1Department of Anthropology, University of Calgary, 2Department of Anthropology, McGill University, 3Department of Anthropology, University of Toronto
Thursday 9:00-9:15, Galleria South
Females that do not experience strong and consistent contest competition for food are presumed to lack decided dominance relationships. However, recent studies have documented stable dominance relationships between females that only occasionally experience contest competition. It is unclear where females in these populations lie on the egalitarian to despotic dominance continuum. It is therefore important to compare the characteristics of their dominance relationships with other populations. We investigated the linearity, expression, bidirectionality and stability of the female hierarchies in a folivorous primate, Colobus vellerosus. During 2004 to 2011, we collected data via ad libitum and focal sampling on sixty-four females in eight groups at Boabeng-Fiema, Ghana. In four groups with few unknown submissive relationships, females formed individualistic hierarchies with high linearity indices ranging from 0.9 to 1. The hierarchical expression was low based on submission rates, although there was considerable between-group variation in the latency to detect a linear hierarchy. Females in most groups formed unidirectional and stable relationships. However, maturing females challenged older females in some groups, and these groups had more bidirectional relationships and higher rates of individual rank change (ranging up to 0.83 positions per year).
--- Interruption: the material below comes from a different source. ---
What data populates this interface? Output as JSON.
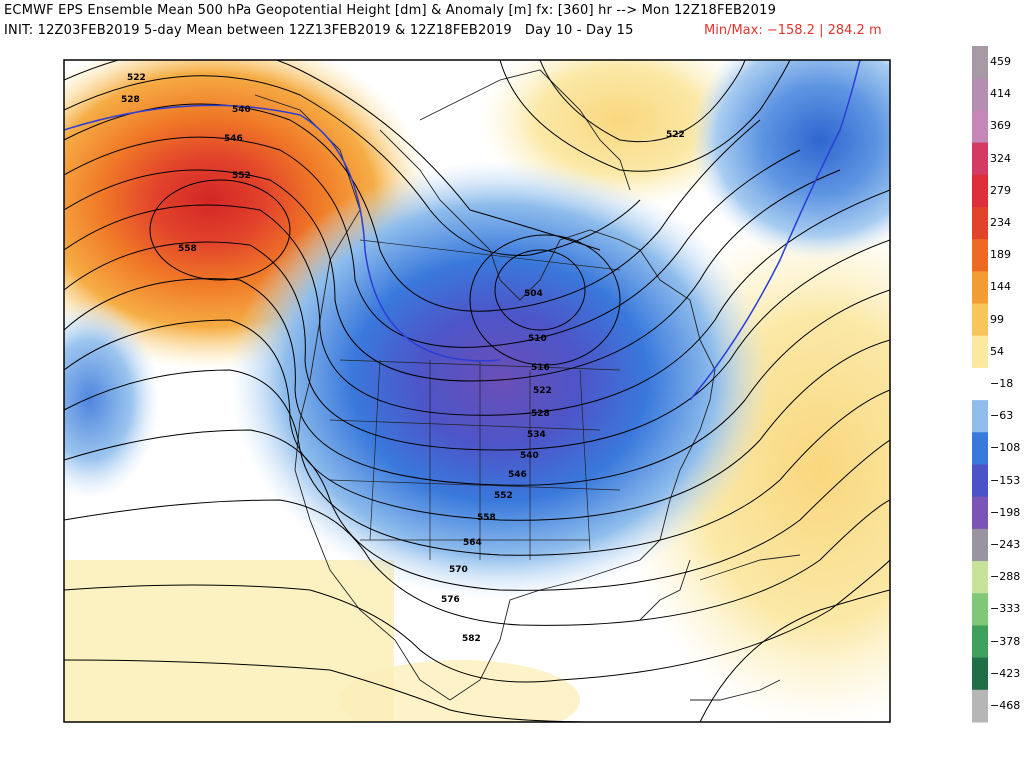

This between-group variation highlights the importance of using longitudinal data. Apart from higher stability, the dominance relationships were similar to those in other folivorous primates that may experience occasional contest competition. Female C. vellerosus did not show as unidirectional or well-expressed submissive relationships as despotic cercopithecines. Therefore, female C. vellerosus lie on the egalitarian end of the dominance continuum.